Son haftanın siyasetçiler tarafından yürütülen mülteci tartışmasında da aynı ‘’kodlanmış hafıza’’ var. Sosyal demokratından, ulusalcısına, milliyetçisinden, ırkçısına kadar örtülü ve açık mülteci nefreti yaygın bir biçimde sürüyor. Bu yolla iyice kurumsallaşmış bir nefrete dönüşüyor. İktidarımızda hepsiyle helalleşip ülkelerine göndereceğiz diyor en hafif açıklama. İktidar alternatifi olanlar bile çıkıp ‘’Bu kirli savaşı bitireceğiz’’ demiyor, diyemiyor.

***

İşte bu topraklarda kendisiyle aynı kimlikleri taşımayan herkese karşı mülteci düşmanlığı geliştirmek bir devlet geleneği artık. Kurumsal. Suriyeli, Afgan, Kürt, Alevi, LGBTİ+ diye uzar bu liste. Bu nefreti bitirmek ve herkese eşit yaşam hakkını tanımakla yükümlü insanlar tarafından kışkırtılması da düz vatandaşı bile şiddete yönlendiriyor.

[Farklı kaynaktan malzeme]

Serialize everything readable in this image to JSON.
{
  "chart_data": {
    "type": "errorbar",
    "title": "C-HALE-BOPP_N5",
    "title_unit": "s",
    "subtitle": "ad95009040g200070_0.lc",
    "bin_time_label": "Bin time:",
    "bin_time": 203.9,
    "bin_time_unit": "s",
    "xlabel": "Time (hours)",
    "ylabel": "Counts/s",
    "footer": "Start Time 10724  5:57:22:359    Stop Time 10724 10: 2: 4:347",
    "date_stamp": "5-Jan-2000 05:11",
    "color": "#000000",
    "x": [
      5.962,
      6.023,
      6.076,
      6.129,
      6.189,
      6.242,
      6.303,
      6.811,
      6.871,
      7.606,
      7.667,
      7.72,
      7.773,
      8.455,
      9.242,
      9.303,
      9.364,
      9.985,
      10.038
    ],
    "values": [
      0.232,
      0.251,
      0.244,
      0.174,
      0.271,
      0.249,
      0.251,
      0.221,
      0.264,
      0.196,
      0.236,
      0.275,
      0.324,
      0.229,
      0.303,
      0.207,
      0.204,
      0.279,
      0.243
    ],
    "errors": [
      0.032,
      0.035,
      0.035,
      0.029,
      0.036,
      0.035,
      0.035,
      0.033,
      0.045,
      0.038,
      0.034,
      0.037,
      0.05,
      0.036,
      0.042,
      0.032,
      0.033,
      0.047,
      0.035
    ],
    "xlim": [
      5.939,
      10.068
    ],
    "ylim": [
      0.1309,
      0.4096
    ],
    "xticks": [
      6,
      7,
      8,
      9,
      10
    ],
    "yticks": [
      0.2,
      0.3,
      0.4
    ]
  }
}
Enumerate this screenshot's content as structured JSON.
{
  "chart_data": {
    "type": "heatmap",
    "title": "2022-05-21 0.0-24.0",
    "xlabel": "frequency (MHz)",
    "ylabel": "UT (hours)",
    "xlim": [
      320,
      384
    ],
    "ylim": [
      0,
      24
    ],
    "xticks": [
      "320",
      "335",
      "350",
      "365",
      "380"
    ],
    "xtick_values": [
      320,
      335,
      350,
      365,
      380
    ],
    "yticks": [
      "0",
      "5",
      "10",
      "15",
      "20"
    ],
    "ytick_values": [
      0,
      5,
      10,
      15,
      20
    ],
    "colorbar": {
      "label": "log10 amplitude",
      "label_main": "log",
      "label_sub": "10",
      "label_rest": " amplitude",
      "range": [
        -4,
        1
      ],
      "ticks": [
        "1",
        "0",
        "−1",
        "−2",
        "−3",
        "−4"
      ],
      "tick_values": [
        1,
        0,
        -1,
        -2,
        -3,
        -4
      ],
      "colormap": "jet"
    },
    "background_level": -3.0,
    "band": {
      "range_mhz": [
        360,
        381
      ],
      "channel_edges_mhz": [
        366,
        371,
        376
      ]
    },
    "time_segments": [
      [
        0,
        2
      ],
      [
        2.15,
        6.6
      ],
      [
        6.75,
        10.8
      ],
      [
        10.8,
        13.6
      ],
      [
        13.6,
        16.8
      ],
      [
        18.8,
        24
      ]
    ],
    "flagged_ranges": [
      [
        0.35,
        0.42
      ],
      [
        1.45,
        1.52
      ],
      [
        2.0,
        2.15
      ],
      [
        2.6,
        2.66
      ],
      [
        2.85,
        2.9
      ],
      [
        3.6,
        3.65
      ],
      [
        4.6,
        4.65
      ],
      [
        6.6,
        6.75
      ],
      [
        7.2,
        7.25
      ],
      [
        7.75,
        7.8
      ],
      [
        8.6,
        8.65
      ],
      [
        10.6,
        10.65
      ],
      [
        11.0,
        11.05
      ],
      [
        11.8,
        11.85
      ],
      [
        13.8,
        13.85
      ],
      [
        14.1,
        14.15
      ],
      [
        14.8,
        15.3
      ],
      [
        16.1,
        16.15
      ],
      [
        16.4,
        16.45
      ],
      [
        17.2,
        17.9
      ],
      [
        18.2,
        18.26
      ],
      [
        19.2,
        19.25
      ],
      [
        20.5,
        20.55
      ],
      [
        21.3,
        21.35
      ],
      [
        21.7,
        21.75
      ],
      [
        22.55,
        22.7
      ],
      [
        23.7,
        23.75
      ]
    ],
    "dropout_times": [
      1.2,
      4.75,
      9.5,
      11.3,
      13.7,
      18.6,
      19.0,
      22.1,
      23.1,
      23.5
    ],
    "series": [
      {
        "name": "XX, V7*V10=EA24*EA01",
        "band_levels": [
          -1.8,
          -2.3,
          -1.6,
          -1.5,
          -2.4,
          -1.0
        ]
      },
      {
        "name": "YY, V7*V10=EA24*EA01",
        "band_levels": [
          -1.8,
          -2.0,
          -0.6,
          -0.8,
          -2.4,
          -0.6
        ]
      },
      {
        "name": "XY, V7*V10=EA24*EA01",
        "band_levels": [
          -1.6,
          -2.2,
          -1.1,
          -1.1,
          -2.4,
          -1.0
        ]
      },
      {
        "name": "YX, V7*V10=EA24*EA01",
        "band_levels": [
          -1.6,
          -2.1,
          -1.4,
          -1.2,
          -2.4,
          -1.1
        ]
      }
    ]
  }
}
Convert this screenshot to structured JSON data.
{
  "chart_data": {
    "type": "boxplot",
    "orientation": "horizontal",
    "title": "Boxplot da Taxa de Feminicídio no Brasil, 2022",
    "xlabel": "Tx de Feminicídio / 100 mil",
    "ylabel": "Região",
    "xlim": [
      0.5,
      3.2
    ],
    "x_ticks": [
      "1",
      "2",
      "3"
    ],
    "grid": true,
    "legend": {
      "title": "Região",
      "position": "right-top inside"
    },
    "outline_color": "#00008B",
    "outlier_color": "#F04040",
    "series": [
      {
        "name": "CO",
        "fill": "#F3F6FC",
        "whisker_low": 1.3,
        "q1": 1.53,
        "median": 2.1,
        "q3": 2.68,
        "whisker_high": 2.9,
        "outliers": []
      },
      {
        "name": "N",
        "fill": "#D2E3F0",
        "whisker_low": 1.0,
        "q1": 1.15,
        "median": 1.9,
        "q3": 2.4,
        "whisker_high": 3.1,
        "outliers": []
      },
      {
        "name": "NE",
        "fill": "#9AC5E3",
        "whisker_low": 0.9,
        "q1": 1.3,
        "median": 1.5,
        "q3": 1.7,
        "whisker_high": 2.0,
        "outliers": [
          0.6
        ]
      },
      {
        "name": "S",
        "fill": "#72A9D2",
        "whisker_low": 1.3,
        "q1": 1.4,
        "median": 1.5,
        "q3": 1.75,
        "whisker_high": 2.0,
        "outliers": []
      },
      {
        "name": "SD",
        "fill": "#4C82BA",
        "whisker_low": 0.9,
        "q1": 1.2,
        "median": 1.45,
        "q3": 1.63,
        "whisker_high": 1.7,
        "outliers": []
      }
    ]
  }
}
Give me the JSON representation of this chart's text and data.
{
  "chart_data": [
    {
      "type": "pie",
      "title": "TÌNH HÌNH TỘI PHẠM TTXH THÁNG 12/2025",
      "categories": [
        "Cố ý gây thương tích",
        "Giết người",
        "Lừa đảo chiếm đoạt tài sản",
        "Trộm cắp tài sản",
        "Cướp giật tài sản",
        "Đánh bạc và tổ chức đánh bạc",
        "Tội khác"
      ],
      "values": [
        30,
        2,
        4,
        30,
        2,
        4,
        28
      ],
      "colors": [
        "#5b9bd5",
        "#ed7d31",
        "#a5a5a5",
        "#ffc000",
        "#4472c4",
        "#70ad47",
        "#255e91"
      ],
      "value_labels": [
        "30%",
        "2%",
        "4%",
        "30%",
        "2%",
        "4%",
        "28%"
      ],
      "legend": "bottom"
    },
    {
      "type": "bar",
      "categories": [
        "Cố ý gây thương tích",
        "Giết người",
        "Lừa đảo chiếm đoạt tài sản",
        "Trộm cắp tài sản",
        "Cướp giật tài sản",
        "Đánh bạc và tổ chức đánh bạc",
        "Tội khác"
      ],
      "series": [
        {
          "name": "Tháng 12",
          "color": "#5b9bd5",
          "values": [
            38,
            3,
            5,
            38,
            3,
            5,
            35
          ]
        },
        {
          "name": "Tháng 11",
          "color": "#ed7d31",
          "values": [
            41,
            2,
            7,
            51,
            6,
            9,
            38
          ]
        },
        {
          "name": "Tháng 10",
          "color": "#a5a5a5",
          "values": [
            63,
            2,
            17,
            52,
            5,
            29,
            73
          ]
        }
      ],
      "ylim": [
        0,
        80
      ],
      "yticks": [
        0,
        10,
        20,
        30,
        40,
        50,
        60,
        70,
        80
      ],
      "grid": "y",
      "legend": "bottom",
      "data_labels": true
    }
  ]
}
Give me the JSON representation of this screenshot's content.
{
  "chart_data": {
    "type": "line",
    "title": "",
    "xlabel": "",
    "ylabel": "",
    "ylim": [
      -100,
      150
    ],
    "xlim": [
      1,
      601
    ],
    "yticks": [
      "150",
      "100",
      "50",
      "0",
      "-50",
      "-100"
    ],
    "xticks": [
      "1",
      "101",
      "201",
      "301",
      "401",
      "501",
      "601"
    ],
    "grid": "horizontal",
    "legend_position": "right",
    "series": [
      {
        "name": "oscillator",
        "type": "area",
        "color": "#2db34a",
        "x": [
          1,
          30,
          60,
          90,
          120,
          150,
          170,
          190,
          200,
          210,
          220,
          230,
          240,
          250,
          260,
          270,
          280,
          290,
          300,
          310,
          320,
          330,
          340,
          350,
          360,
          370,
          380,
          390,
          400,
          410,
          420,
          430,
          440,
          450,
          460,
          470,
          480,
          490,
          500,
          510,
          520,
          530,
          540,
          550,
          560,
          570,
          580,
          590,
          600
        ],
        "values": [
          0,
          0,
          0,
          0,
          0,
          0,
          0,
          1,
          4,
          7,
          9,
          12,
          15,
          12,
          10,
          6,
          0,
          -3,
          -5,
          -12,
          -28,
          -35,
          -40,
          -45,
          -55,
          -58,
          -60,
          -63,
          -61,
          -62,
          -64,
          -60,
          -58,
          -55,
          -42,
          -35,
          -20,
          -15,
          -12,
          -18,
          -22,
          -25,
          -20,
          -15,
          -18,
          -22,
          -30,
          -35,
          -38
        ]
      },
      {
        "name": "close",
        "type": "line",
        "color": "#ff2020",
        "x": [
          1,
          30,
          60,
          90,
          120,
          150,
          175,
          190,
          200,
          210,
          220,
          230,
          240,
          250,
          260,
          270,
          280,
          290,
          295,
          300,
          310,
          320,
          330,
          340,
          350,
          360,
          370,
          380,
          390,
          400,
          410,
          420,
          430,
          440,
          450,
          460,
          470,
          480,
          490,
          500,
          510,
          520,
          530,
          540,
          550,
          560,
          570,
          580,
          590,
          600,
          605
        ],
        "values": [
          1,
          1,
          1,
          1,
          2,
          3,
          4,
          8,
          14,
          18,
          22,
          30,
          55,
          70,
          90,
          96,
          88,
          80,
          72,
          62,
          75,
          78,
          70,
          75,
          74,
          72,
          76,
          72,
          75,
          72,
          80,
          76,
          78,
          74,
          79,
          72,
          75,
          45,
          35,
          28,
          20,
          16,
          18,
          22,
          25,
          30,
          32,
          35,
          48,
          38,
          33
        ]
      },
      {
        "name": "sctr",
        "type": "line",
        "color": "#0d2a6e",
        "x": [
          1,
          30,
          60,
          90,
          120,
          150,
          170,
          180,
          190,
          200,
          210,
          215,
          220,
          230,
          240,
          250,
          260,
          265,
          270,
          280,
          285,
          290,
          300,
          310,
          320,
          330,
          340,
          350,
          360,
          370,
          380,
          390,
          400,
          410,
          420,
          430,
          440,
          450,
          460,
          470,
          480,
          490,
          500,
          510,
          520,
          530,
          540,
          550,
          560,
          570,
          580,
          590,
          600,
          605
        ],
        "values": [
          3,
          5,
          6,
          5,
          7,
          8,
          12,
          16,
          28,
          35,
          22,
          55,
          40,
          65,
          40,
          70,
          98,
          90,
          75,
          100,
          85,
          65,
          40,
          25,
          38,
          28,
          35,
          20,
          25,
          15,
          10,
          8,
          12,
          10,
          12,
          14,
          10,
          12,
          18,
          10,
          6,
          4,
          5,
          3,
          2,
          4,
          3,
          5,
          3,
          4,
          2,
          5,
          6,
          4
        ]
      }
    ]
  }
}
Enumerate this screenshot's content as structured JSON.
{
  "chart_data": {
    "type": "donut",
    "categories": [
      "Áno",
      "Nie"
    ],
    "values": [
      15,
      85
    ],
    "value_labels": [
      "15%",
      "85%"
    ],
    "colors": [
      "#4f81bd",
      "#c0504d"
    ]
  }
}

Birkaç hafta önce Karşıyaka İskelesi’nin karşısında onlarca insanın 6-7 yaşlarında 2 Suriyeli kız çocuğunu hırsızlık yaptıkları gerekçesiyle neredeyse linç etmeye girişmesini dehşete düşerek gördüm. Ülkenin en uygar insanlarının yaşadığı iddia edilen bu şehirde böyle bir şey yaşanıyorsa diyerek korku ve endişeye kapıldım.

***

Gelin bu yazının sonunda hepimiz, şimdiye kadar dönemeyecek kadar evini, yurdunu, toprağını, ailesini kaybetmiş herhangi insana karşı ‘’mülteci’’ nefreti geliştirdiğimizi düşünelim! Ve bir gün bizim de bu büyük kayıp duygusu yaşadığımızı hayal edelim. Hiç olmazsa buraya kadar okuduklarımız bizim ‘’iyi insan’’ olmamız için bir başlangıç olsun.

Trans bir aktivist arkadaşım “hepimiz kendimizin mültecisiyiz” diyerek yukarıda anlattığım her şeyi tek cümleyle özetlemişti yıllar önce. Kendisine mülteci olmuş kimseye düşmanlık etmeyelim en azından. Sarılın onlara gibi ‘’ütopik’’ bir şey istemiyorum. Ama onların yaşadığı bu hayatı ‘’distopik’’ kılmayalım en azından!